As we were loading the lambs into the truck Dad said “Where is that ewe that left Shadow to die in the cold?”
I looked at the group of sheep that were standing watching the goings on. “She’s right there.”
“Let’s see if we can get her up here.”
Dad went to the crib and threw out a few ears of corn. The sheep came running. He dropped some more ears nearly at our feet.
“When she gets close let’s grab her.’
Sheep are pretty easy to catch. They don’t resist long. If you grab them and hold them for even a short time, they’ll give up completely and lay there like a sack of potatoes. Sometime they’ll lay there all defeated even after you’ve let them go. Anyway, this ewe didn’t put up much of a fight
“What are we going to do with her?” I asked.

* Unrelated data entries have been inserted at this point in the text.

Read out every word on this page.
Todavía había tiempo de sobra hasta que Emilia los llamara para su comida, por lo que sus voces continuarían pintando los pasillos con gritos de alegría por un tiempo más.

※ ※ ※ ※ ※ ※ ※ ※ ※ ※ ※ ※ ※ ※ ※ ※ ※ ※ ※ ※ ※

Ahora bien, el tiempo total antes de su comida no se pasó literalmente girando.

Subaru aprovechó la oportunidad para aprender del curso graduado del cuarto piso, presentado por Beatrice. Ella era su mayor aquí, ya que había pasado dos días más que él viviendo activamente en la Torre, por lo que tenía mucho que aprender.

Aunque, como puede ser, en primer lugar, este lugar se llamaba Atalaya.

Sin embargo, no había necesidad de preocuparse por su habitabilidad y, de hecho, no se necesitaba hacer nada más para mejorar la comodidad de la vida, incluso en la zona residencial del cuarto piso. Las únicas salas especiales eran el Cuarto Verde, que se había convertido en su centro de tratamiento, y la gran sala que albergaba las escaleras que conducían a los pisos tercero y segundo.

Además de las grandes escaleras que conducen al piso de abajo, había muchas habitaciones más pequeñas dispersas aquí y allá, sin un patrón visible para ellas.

“We’re going to ship her with the lambs. No need to put another lamb through what Shadow went through last winter. She’s not a good enough mother to keep around.” And with that he picked her up and put her on the ramp going up into the truck.
“What will happen to her at the stock yard?”
“Well, she may be a sheep today but she’ll be mutton tomorrow.”
That’s the way it was on the farm. We saved lamb’s lives and decided the fates of their parents. It was all part of the work.